Epic Children’s hymn has a Universal and Urgent Significance
Cecil Frances Alexander is an Irish writer who published her poetry collection Verses For Holy Season in 1846. She followed it up with the publication of Hymns for Little Children in 1848. The song “All Things Bright and Beautiful” is one of the hymns included in the latter. One can find a basis for her lyrics in the Apostle’s Creed, Psalm 10:24-25, or William Paley’s book Natural Theology (1802). Natural Theology describes God as nature’s architect, and that eyes and wings embody God’s complex design. Based on Cecil Frances Alexander’s donation of all proceeds of Hymns of Little Children to lady Harriet Howards school for deaf and dumb children, she dedicated the hymn to small children. It even became popular as a poem children frequently recited.

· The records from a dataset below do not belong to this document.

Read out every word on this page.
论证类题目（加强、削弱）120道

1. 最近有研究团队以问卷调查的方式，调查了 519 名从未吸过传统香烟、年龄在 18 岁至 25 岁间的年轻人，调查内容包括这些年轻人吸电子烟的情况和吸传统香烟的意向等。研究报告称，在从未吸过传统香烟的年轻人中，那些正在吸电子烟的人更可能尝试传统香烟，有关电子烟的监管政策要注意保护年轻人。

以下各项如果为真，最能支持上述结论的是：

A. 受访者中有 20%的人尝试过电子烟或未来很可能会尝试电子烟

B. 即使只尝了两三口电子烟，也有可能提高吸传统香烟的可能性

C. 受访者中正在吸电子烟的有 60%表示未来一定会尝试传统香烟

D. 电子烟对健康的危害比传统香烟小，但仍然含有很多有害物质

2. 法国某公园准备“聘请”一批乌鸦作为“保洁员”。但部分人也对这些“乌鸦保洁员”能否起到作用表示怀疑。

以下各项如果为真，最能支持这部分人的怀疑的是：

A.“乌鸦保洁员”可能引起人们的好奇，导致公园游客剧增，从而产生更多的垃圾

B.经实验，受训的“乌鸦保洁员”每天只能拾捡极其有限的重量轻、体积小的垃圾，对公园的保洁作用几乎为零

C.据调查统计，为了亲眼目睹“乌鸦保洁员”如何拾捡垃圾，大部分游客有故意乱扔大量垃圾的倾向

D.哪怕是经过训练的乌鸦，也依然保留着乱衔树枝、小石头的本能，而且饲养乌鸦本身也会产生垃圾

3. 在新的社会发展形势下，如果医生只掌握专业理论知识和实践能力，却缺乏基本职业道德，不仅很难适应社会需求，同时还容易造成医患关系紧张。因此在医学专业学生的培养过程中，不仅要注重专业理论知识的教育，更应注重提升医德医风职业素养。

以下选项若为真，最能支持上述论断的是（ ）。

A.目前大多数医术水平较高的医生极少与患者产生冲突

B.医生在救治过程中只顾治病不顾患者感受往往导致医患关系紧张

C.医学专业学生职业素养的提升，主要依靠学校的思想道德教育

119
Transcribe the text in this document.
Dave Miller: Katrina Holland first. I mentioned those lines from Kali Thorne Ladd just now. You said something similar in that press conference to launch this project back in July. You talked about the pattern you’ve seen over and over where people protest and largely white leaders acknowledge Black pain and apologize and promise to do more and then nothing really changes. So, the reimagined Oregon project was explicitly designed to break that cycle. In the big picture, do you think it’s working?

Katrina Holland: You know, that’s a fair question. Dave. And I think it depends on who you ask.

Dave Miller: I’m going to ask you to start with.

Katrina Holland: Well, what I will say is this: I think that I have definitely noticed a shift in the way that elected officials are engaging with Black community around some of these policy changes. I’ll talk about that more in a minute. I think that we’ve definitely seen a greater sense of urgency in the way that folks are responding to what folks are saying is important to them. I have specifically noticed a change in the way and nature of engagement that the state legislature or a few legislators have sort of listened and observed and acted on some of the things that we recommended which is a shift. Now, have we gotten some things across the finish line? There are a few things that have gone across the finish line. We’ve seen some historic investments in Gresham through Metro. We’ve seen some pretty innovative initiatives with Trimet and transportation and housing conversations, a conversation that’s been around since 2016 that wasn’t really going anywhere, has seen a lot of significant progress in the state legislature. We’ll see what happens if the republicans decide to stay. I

The publication of her hymnal contributed to the popularity of “All Things Bright and Beautiful”. Women like her may not have had the right to vote or acquire property at that time, but six of 400 hymns she wrote are still found in Irish hymnals today and her poetry was celebrated by Alfred Lord Tennyson and Mark Twain.
The composer William Henry Monk’s musical arrangement of it is in Victorian hymn style, so it was simple for children to immediately learn it. It is best sung with a light performance of the piano. It’s also rendered as a blissful choral performance backed up by an orchestra. In a choral performance, it could begin as a solo, joined shortly by harmonies of many voices singing sweetly.
The exaltation of nature as being the ultimate expression of God’s design is seen in the 1988 Australian RSPCA TV ad showing all sorts of animals passing by while Monk’s tune plays. After the tune, a voice-over comes in: “RSPCA. For all creatures great and small”. In contrast, the original theme is altered in our contemporary world besieged by environmental degradation, as seen in a cinema ad commissioned by Friends of Earth, Scotland. The short shows a child singing the first verse as the video shows the world disappearing. In this cautionary tale the world is fading, and so the final verse is revised to, “All gone, we killed them all.”